Ma ad un certo punto Tronchetti Provera si trova a non disporre più di tutte le risorse finanziarie necessarie per alimentare l’insieme delle scatole cinesi sotto il suo controllo. Così circa quattro anni fa egli firma un accordo con la famiglia genovese dei Malacalza, che disponeva e dispone tuttora di rilevanti liquidità. I rappresentanti della famiglia entrano nella stanza dei bottoni, si mette a punto l’ennesimo patto di sindacato e il gruppo assume l’assetto che ha mantenuto grosso modo sino a qualche giorno fa.
Così sino ad oggi (i dati che seguono sono soggetti a qualche imprecisione) Tronchetti Provera, attraverso la MTP-Sapa, di cui aveva il 71% del capitale (altre quote erano in mano ai figli), possedeva il 54,9% di GPI, mentre una quota minore della stessa, intorno al 31%, era nella mani dei Malacalza; GPI controllava il 42,6% di Camfin (i Malacalza avevano il 12,37% del capitale), che a sua volta deteneva una quota del 26,2% di Pirelli &C. Così si riusciva a controllare un grande gruppo con meno del 2% del capitale totale, ciò che comunque può apparire un progresso rispetto allo 0,7% di qualche decennio prima. E poi la Pirelli &C. controllava il 61% della Pirelli Tyre. Bisognava quindi scendere di cinque livelli societari per arrivare alle attività industriali della gomma.
Il patto con i Malacalza alla lunga non regge e oggi si è arrivati prima ai ferri corti e poi a una separazione consensuale.
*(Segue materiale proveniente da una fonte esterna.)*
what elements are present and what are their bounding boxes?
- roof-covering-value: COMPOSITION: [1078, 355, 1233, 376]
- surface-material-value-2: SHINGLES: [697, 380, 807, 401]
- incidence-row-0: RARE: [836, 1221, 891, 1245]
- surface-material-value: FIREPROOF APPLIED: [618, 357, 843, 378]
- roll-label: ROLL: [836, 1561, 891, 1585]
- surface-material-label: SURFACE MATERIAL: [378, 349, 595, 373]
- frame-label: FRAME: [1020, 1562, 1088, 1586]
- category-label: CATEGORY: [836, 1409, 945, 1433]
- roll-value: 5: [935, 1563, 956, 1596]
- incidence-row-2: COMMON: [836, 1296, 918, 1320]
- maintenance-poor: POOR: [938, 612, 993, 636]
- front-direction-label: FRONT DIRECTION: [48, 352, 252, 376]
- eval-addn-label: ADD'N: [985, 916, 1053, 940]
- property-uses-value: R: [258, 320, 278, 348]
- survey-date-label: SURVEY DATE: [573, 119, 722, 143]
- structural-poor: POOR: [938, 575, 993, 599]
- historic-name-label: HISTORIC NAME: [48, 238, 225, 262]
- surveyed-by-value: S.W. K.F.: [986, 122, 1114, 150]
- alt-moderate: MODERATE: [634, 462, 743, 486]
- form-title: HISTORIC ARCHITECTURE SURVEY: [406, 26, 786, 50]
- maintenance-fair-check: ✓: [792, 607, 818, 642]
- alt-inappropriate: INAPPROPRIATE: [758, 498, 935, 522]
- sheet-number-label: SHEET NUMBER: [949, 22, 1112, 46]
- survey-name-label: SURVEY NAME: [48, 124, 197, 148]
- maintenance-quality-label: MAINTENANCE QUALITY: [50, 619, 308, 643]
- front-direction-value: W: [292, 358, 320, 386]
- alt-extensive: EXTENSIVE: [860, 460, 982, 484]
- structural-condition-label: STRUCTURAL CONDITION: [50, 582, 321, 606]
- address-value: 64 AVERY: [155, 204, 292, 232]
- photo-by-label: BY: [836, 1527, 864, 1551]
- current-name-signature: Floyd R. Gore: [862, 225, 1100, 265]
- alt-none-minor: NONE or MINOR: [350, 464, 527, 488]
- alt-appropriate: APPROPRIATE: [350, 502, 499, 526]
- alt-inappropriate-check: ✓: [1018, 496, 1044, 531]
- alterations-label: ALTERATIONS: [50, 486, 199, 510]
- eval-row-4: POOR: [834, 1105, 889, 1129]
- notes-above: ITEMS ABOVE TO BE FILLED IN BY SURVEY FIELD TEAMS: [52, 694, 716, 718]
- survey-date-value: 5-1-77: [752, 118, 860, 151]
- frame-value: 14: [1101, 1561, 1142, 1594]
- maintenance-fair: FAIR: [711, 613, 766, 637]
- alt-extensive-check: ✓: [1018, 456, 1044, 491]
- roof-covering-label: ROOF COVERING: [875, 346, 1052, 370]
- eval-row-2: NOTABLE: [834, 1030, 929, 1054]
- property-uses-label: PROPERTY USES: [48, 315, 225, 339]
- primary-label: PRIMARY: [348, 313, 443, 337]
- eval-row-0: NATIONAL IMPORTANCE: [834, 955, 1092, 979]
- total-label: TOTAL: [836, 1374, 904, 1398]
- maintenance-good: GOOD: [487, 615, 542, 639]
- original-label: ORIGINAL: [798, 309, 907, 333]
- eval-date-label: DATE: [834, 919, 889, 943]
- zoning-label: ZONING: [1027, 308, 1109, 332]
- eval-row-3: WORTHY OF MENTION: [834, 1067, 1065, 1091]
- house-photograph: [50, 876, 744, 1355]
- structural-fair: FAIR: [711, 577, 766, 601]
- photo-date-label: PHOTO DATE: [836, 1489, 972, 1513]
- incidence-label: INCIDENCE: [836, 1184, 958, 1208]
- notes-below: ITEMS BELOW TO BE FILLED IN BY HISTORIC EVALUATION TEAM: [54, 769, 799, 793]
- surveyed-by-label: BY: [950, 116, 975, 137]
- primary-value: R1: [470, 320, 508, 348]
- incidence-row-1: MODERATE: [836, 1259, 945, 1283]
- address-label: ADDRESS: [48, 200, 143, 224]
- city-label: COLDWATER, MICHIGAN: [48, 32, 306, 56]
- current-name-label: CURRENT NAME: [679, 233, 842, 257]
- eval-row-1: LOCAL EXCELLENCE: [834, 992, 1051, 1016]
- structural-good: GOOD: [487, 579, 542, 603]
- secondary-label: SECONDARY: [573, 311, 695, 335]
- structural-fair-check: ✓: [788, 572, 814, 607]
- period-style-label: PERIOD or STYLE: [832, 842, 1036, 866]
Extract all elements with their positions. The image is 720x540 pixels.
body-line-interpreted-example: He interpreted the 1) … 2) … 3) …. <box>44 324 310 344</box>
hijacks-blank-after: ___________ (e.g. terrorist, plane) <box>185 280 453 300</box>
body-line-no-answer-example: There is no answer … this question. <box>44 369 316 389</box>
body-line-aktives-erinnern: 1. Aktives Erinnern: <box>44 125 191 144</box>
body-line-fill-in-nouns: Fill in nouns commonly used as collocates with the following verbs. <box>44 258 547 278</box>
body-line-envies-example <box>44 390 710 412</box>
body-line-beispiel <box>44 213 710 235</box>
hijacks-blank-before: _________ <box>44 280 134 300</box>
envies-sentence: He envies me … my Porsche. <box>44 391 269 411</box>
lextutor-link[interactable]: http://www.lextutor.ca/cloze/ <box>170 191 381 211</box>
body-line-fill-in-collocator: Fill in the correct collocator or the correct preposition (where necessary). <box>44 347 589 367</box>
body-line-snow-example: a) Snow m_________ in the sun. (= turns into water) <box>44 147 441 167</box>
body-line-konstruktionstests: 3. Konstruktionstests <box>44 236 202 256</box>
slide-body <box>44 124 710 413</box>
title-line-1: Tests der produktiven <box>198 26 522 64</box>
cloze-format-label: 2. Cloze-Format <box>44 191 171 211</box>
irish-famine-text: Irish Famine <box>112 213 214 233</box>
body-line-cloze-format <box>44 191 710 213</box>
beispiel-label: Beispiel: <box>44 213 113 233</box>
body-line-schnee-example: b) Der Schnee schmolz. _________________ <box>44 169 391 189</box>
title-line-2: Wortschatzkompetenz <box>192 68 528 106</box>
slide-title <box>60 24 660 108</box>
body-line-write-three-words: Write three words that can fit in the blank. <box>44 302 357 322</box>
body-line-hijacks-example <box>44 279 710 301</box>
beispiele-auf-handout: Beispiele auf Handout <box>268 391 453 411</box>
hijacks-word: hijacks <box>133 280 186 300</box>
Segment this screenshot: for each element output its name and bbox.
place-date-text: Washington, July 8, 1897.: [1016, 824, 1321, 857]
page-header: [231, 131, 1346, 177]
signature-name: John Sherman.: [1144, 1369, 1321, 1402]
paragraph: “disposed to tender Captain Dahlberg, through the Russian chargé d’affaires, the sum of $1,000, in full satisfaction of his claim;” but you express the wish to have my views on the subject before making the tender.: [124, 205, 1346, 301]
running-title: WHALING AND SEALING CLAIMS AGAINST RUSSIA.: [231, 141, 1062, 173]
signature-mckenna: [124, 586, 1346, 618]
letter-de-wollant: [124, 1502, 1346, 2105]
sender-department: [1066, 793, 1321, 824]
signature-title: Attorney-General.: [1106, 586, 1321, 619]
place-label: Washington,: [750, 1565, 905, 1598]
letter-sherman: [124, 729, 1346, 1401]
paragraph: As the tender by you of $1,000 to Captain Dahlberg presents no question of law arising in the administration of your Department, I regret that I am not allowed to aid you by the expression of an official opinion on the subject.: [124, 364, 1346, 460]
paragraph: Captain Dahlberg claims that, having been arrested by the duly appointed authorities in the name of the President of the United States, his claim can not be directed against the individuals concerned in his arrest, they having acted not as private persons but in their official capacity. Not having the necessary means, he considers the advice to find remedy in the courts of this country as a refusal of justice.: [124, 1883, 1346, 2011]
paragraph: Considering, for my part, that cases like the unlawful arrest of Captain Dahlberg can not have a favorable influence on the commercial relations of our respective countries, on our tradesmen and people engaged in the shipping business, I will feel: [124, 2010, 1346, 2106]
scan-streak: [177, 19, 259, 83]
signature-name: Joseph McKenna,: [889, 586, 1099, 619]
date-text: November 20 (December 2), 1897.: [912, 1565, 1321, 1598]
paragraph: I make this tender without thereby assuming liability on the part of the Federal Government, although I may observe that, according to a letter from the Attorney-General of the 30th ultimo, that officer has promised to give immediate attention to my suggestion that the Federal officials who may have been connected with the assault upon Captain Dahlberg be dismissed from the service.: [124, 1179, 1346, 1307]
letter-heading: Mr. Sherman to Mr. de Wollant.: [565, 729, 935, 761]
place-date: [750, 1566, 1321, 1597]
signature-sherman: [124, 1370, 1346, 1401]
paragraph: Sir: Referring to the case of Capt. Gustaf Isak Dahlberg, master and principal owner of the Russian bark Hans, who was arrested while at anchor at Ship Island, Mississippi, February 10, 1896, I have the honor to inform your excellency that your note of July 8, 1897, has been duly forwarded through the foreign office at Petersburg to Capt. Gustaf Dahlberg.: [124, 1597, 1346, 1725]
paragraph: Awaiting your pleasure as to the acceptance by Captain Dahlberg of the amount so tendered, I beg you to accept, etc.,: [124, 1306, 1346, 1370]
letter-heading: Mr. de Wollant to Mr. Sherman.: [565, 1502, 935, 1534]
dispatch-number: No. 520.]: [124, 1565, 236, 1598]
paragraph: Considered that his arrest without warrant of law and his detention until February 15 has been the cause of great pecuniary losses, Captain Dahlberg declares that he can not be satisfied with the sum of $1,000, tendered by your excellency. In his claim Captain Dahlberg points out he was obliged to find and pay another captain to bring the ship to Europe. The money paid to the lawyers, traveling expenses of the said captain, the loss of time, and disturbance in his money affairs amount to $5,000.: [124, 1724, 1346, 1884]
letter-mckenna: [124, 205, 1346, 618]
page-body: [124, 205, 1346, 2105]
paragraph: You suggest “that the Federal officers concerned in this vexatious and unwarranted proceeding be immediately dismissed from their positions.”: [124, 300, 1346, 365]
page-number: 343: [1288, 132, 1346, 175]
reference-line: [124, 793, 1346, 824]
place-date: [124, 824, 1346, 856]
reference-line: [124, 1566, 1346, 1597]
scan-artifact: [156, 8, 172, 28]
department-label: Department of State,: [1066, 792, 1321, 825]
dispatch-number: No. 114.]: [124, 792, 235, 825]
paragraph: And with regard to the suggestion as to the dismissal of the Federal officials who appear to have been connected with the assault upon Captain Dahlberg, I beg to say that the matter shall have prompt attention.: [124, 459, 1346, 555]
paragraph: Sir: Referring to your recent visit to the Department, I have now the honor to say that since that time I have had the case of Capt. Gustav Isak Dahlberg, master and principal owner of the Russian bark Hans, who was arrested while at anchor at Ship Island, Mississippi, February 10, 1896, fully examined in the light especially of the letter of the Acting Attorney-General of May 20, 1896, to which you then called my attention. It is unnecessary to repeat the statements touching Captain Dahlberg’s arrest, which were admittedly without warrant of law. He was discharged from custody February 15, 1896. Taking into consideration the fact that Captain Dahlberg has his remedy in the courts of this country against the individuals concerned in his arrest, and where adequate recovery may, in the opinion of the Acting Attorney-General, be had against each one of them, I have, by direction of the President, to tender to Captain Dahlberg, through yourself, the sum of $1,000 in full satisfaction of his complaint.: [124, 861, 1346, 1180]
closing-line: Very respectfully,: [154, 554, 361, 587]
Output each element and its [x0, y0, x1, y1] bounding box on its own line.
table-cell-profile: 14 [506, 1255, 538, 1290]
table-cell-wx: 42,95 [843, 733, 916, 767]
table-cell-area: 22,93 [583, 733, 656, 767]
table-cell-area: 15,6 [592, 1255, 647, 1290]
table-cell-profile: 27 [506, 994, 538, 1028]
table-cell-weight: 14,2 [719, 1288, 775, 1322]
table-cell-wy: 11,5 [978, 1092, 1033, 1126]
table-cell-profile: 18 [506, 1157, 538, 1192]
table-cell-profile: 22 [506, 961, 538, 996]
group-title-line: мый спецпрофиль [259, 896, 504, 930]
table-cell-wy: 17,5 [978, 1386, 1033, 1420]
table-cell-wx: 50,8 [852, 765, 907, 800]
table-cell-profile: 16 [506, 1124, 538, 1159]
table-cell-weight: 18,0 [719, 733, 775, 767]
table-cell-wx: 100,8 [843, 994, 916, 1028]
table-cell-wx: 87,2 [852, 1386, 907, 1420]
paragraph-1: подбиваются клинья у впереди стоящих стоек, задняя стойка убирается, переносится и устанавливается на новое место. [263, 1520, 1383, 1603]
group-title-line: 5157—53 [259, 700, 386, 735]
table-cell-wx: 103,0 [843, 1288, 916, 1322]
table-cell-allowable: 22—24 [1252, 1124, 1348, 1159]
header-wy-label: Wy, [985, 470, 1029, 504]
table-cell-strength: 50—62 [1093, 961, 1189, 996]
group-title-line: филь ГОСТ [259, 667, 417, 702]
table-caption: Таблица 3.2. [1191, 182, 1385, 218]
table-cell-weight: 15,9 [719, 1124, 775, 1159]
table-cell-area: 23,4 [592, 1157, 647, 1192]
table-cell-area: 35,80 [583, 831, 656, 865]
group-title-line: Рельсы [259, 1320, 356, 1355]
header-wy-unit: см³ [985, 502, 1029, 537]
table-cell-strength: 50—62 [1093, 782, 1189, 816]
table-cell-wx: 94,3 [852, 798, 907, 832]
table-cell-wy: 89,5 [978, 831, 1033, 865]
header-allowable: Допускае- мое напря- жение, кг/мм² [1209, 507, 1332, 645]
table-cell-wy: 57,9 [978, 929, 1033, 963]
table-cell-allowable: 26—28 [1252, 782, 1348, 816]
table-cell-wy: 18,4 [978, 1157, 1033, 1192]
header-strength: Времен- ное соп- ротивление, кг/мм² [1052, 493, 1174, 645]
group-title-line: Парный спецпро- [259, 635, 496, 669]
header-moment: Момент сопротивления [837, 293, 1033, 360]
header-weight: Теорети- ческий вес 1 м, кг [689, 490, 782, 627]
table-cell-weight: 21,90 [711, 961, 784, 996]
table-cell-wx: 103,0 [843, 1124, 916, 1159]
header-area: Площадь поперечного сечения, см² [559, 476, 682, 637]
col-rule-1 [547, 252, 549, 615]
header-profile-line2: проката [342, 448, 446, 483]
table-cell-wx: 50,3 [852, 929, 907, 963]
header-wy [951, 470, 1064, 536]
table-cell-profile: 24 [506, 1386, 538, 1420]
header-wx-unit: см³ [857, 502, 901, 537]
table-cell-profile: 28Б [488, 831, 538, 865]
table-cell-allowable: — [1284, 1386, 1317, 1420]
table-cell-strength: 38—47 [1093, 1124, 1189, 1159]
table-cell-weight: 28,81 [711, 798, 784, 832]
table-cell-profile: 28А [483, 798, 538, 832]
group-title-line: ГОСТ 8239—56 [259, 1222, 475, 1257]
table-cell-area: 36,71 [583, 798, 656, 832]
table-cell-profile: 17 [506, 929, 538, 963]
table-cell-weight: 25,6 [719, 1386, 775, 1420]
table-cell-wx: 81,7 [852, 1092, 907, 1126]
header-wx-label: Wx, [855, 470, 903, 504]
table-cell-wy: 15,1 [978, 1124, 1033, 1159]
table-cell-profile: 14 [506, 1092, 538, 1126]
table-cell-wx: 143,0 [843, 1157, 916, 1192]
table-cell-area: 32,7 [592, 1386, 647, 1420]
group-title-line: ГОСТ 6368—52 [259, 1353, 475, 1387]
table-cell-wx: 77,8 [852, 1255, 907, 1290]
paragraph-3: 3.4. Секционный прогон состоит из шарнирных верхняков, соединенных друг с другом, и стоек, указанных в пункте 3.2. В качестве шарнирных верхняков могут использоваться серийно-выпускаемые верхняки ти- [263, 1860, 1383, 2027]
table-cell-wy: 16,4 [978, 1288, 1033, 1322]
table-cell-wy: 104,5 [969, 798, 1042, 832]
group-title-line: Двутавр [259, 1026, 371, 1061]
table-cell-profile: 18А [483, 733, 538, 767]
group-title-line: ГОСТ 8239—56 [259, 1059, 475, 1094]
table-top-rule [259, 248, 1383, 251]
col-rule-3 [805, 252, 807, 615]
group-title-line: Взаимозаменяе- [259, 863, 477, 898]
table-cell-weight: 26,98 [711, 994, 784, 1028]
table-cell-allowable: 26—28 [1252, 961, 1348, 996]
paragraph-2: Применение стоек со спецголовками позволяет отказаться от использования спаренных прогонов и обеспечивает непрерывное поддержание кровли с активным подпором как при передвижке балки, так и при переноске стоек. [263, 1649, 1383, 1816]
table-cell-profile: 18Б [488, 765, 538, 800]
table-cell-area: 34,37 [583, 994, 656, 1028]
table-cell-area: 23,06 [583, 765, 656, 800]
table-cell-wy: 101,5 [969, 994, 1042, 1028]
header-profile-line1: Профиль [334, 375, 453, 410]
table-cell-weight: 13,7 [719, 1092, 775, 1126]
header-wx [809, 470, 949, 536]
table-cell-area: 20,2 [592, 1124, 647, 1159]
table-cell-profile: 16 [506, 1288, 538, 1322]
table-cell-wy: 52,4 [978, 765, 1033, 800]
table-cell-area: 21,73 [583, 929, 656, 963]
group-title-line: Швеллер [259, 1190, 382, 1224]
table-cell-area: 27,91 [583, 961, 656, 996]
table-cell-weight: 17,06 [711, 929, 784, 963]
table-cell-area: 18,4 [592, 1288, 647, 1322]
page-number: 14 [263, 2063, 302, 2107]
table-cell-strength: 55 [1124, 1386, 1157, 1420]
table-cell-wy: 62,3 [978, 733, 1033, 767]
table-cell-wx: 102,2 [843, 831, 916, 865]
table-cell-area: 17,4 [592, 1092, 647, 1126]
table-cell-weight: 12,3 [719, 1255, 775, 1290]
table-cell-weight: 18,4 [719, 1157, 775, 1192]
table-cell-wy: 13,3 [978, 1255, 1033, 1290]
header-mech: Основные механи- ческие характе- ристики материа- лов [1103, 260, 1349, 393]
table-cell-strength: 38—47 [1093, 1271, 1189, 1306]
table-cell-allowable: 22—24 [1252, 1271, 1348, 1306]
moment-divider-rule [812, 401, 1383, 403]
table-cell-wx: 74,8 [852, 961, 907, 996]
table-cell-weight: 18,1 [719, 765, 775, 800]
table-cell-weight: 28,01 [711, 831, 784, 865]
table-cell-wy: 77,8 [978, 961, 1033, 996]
La GPI viene liquidata e, attraverso una serie di complicati passaggi, viene creata una nuova struttura, Nuove Partecipazioni, che controllerà il 35,5% di Camfin. Alla società parteciperanno, oltre a Tronchetti Provera, anche le famiglie Rovati e Acutis, da sempre alleate di Tronchetti Provera. Si crea parallelamente un’altra società, la Lauro 61, cui la società Nuove Partecipazioni conferirà i suoi titoli Camfin, diventando il socio di maggioranza assoluta; al capitale di tale struttura parteciperanno anche IntesaSanpaolo, Unicredit e il fondo Clessidra. Con i soldi delle banche e di Clessidra verrà lanciata poi un’opa totalitaria sulla stessa Camfin (le notizie sono tratte dall’articolo di W. Galbiati apparso su Repubblica del 6 giugno 2013).
I Malacalza escono da GPI e Camfin venendo liquidati in contanti e acquistano il 7% circa delle azioni Pirelli da Allianz e Fonsai, mentre contemporaneamente, attraverso le varie operazioni di compravendita, registrano una plusvalenza molto rilevante. Tutti contenti quindi. E all’indistruttibile Tronchetti Provera spetterà ancora per quattro anni la guida pressoché esclusiva della Pirelli. Questo almeno sino alla prossima crisi, che non dovrebbe tardare.
La vicenda Pirelli ci riporta indietro di parecchio tempo, ai bei tempi del sistema Mediobanca, con Cuccia come dominus, e delle grandi banche che facevano cordone al sistema, con il relativo corteo di patti di sindacato, scatole cinesi e mantenimento della presa delle grandi famiglie sulle maggiori imprese del paese con i soldi degli italiani. Un quadro che sembrava ormai sostanzialmente sepolto dalle vicende della storia. Ma, come ricordava nei suoi scritti un grande storico morto da tempo, Ruggiero Romano, nel nostro paese “il morto arriva sempre ad afferrare il vivo”.